Colombia’s central bank kept borrowing costs unchanged for a third month, citing the deepening European debt crisis, slower-than-expected April inflation and lower oil prices.
The seven-member board, led by bank chief Jose Dario Uribe, voted unanimously to keep the overnight lending rate at a three-year high of 5.25 percent today, matching the forecast of all 26 economists surveyed by Bloomberg.
“Recent events in Europe increase the risk of a heavy recession in that continent, with scarce space for fiscal and monetary policies to combat it, and a fragile financial system,” Uribe said in Bogota today. “The higher chance of this scenario coming to pass increased the uncertainty on the central forecasts for Colombian growth.”
Colombia has defied a global trend for lower rates as domestic demand and record foreign investment helped power the fastest economic growth since 2007. As policy makers cite the risks of consumer-loan growth, which reached 22 percent in March, economists are sticking with forecasts for higher interest rates later this year, while traders see no change after inflation slowed to within the target range.
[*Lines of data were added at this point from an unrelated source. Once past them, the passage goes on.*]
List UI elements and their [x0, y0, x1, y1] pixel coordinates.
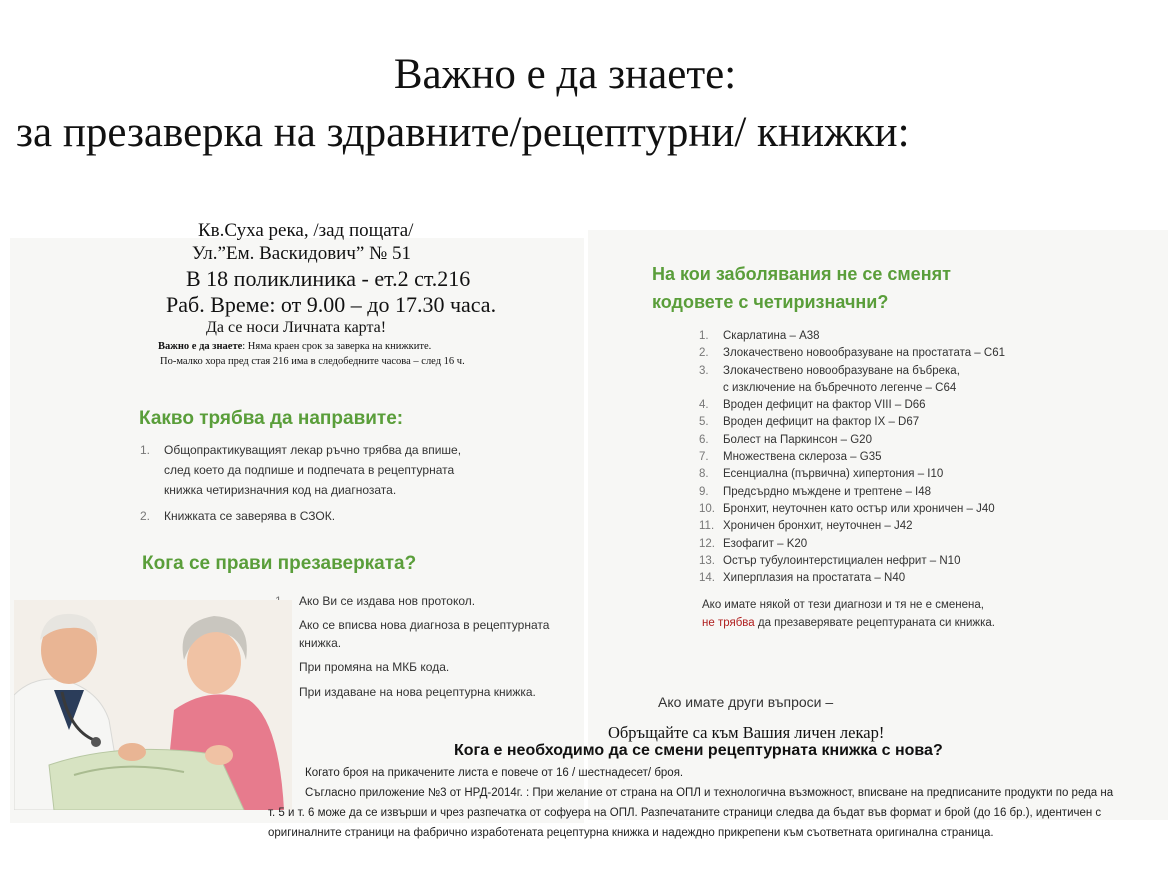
disease-number: 8.: [699, 468, 709, 481]
disease-number: 10.: [699, 502, 715, 515]
address-line-3: В 18 поликлиника - ет.2 ст.216: [186, 266, 471, 291]
when-item-1: [275, 591, 575, 611]
item-line: При издаване на нова рецептурна книжка.: [299, 685, 536, 699]
item-line: Ако се вписва нова диагноза в рецептурната: [299, 618, 550, 632]
working-hours: Раб. Време: от 9.00 – до 17.30 часа.: [166, 292, 497, 317]
disease-item: [699, 466, 1139, 483]
bottom-question: Кога е необходимо да се смени рецептурната книжка с нова?: [454, 742, 943, 759]
disease-text: Есенциална (първична) хипертония – I10: [723, 468, 944, 481]
disease-text: Множествена склероза – G35: [723, 451, 882, 464]
diseases-note-line-1: Ако имате някой от тези диагнози и тя не е сменена,: [702, 599, 984, 611]
disease-text: Хиперплазия на простатата – N40: [723, 572, 906, 585]
questions-line: Ако имате други въпроси –: [658, 694, 834, 710]
when-item-4: [275, 682, 575, 702]
bring-id-note: Да се носи Личната карта!: [206, 319, 387, 336]
when-list: [275, 591, 575, 702]
item-number: 1.: [140, 443, 151, 457]
when-item-2: [275, 616, 575, 652]
disease-number: 13.: [699, 554, 715, 567]
disease-number: 2.: [699, 347, 709, 360]
diseases-note-rest: да презаверявате рецептураната си книжка.: [754, 617, 995, 629]
disease-text: Хроничен бронхит, неуточнен – J42: [723, 520, 913, 533]
item-number: 2.: [140, 509, 151, 523]
disease-text: Злокачествено новообразуване на бъбрека,: [723, 364, 960, 377]
disease-number: 12.: [699, 537, 715, 550]
bottom-paragraph-3: т. 5 и т. 6 може да се извърши и чрез разпечатка от софуера на ОПЛ. Разпечатаните страници следва да бъдат във формат и брой (до 16 бр.), идентичен с: [268, 807, 1102, 819]
disease-text: Езофагит – K20: [723, 537, 808, 550]
disease-text: Злокачествено новообразуване на простатата – С61: [723, 347, 1005, 360]
disease-number: 4.: [699, 399, 709, 412]
disease-number: 7.: [699, 451, 709, 464]
disease-item: [699, 328, 1139, 345]
address-line-1: Кв.Суха река, /зад пощата/: [198, 220, 414, 241]
disease-item: [699, 345, 1139, 362]
item-line: книжка четиризначния код на диагнозата.: [164, 483, 397, 497]
bottom-paragraph-4: оригиналните страници на фабрично изработената рецептурна книжка и надеждно прикрепени към съответната оригинална страница.: [268, 827, 994, 839]
diseases-title-line-2: кодовете с четиризначни?: [652, 292, 889, 312]
deadline-note-bold: Важно е да знаете: [158, 341, 243, 352]
disease-item: [699, 484, 1139, 501]
bottom-paragraph-1: Когато броя на прикачените листа е повече от 16 / шестнадесет/ броя.: [305, 767, 684, 779]
disease-item: [699, 536, 1139, 553]
diseases-note-line-2: [702, 617, 995, 629]
disease-number: 6.: [699, 433, 709, 446]
disease-number: 3.: [699, 364, 709, 377]
disease-text: Вроден дефицит на фактор IX – D67: [723, 416, 920, 429]
what-to-do-item-1: [140, 440, 580, 500]
photo-illustration: [14, 600, 292, 810]
item-line: Общопрактикуващият лекар ръчно трябва да впише,: [164, 443, 462, 457]
what-to-do-list: [140, 440, 580, 526]
item-line: книжка.: [299, 636, 342, 650]
item-line: след което да подпише и подпечата в рецептурната: [164, 463, 455, 477]
disease-number: 1.: [699, 330, 709, 342]
page-subtitle: за презаверка на здравните/рецептурни/ книжки:: [16, 109, 910, 156]
disease-text: Бронхит, неуточнен като остър или хроничен – J40: [723, 502, 995, 515]
item-line: Книжката се заверява в СЗОК.: [164, 509, 336, 523]
what-to-do-item-2: [140, 506, 580, 526]
bottom-paragraph-2: Съгласно приложение №3 от НРД-2014г. : При желание от страна на ОПЛ и технологична възможност, вписване на предписаните продукти по реда на: [305, 787, 1114, 799]
doctor-patient-photo: [14, 600, 292, 810]
disease-text: Скарлатина – А38: [723, 330, 820, 342]
disease-text-continued: с изключение на бъбречното легенче – С64: [723, 381, 957, 394]
disease-item: [699, 397, 1139, 414]
afternoon-note: По-малко хора пред стая 216 има в следобедните часова – след 16 ч.: [160, 356, 465, 367]
disease-number: 9.: [699, 485, 709, 498]
deadline-note: [158, 341, 431, 352]
disease-item: [699, 570, 1139, 587]
diseases-title-line-1: На кои заболявания не се сменят: [652, 264, 951, 284]
disease-number: 5.: [699, 416, 709, 429]
when-item-3: [275, 657, 575, 677]
disease-number: 14.: [699, 572, 715, 585]
address-line-2: Ул.”Ем. Васкидович” № 51: [192, 243, 411, 264]
disease-item: [699, 414, 1139, 431]
disease-text: Предсърдно мъждене и трептене – I48: [723, 485, 932, 498]
disease-text: Остър тубулоинтерстициален нефрит – N10: [723, 554, 961, 567]
item-line: Ако Ви се издава нов протокол.: [299, 594, 476, 608]
disease-text: Вроден дефицит на фактор VIII – D66: [723, 399, 926, 412]
what-to-do-title: Какво трябва да направите:: [139, 408, 404, 429]
page-title: Важно е да знаете:: [393, 51, 737, 98]
item-line: При промяна на МКБ кода.: [299, 660, 450, 674]
contact-doctor-line: Обръщайте са към Вашия личен лекар!: [608, 723, 885, 742]
disease-item: [699, 553, 1139, 570]
deadline-note-text: : Няма краен срок за заверка на книжките.: [242, 341, 432, 352]
when-title: Кога се прави презаверката?: [142, 553, 417, 574]
disease-item: [699, 432, 1139, 449]
disease-item: [699, 363, 1139, 398]
disease-item: [699, 501, 1139, 518]
disease-text: Болест на Паркинсон – G20: [723, 433, 872, 446]
diseases-list: [699, 328, 1139, 587]
disease-number: 11.: [699, 520, 715, 533]
not-required-emphasis: не трябва: [702, 617, 755, 629]
disease-item: [699, 518, 1139, 535]
disease-item: [699, 449, 1139, 466]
Policy makers will probably hold rates until at least October, said Andres Langebaek, a senior economist at Banco Davivienda SA.
“The outlook for inflation is very close to the 3 percent target and with growth decelerating we don’t see a need to raise rates,” Langebaek said, speaking by telephone from Bogota. “The situation in Europe is a big worry, and growth could fall short of what people now expect.”
Banco de la Republica has increased the key rate nine times since February 2011, raising it from a record low 3 percent as inflation accelerated to as fast as 4.02 percent in October.
Annual inflation quickened to 3.43 percent in April, from 3.4 percent in March. Uribe said the April figure was less than expected, and that inflation risks are “moderate”. Colombia targets consumer price increases of 3 percent, plus or minus one percentage point.
Policy makers said they have the tools to provide liquidity in local and foreign currency in an atmosphere of international financial turbulence. The peso appreciated 0.3 percent to 1827.50 per U.S. dollar as of 12:45 p.m. local time.
Trading in six-month and one-year interest-rate swaps reflect bets that rates won’t change through the rest of the year. Six-month swaps were little changed at 5.12 percent on May 25 from a record-high 5.48 percent Feb. 22, two days before policy makers raised borrowing costs. One-year swaps rose one basis point, or 0.01 percentage point, to 5.2 percent on May 25.
By contrast, the median estimate of 26 economists surveyed by Citigroup Inc. points to a 25 basis-point increase to the key rate by year-end, according to a report published May 23. That’s in line with a May 11 central bank report showing most economists expect policy makers to raise the lending rate a quarter point to 5.5 percent in September.
The South American nation moved to slow the pace of consumer credit growth earlier this month by increasing reserve requirements for lenders that have seen a rise in delinquent loans. Forcing banks to set more money aside will help avoid “future problems,” Finance Minister Juan Carlos Echeverry said in a May 18 statement.
Policy makers will need to raise interest rates further this year to maintain inflation in check amid the surge in lending, according to Felipe Campos, the head analyst at Alianza Valores brokerage in Bogota.
“The internal dynamics, with consumer lending growing at a strong pace, risks stoking inflation,” Campos said in a telephone interview before the rate decision. He forecasts policy makers will raise the key rate in the second half of the year to 5.5 percent.
Consumer borrowing is increasing after the economy grew 5.9 percent last year, the most since gross domestic product jumped 6.9 percent in 2007. The economy will grow about 5 percent in 2012, Uribe said in the May 18 presentation. That compares with International Monetary Fund forecasts for expansion of 5.5 percent this year in Peru, 2.1 percent in the U.S. and 3 percent in Brazil.
Colombia’s industrial production fell 0.9 percent in March from a year earlier, the first annual decline since October 2009. Retail sales rose 5.1 percent in the same month, the 30th consecutive month of increases.
“It’s very difficult to think the central will keep on lifting rates,” said Munir Jalil, the chief economist at Citigroup’s Colombia unit, speaking by telephone before the interest rate decision. “At a moment when the economy is decelerating, there is no pressure” to raise borrowing costs, he said.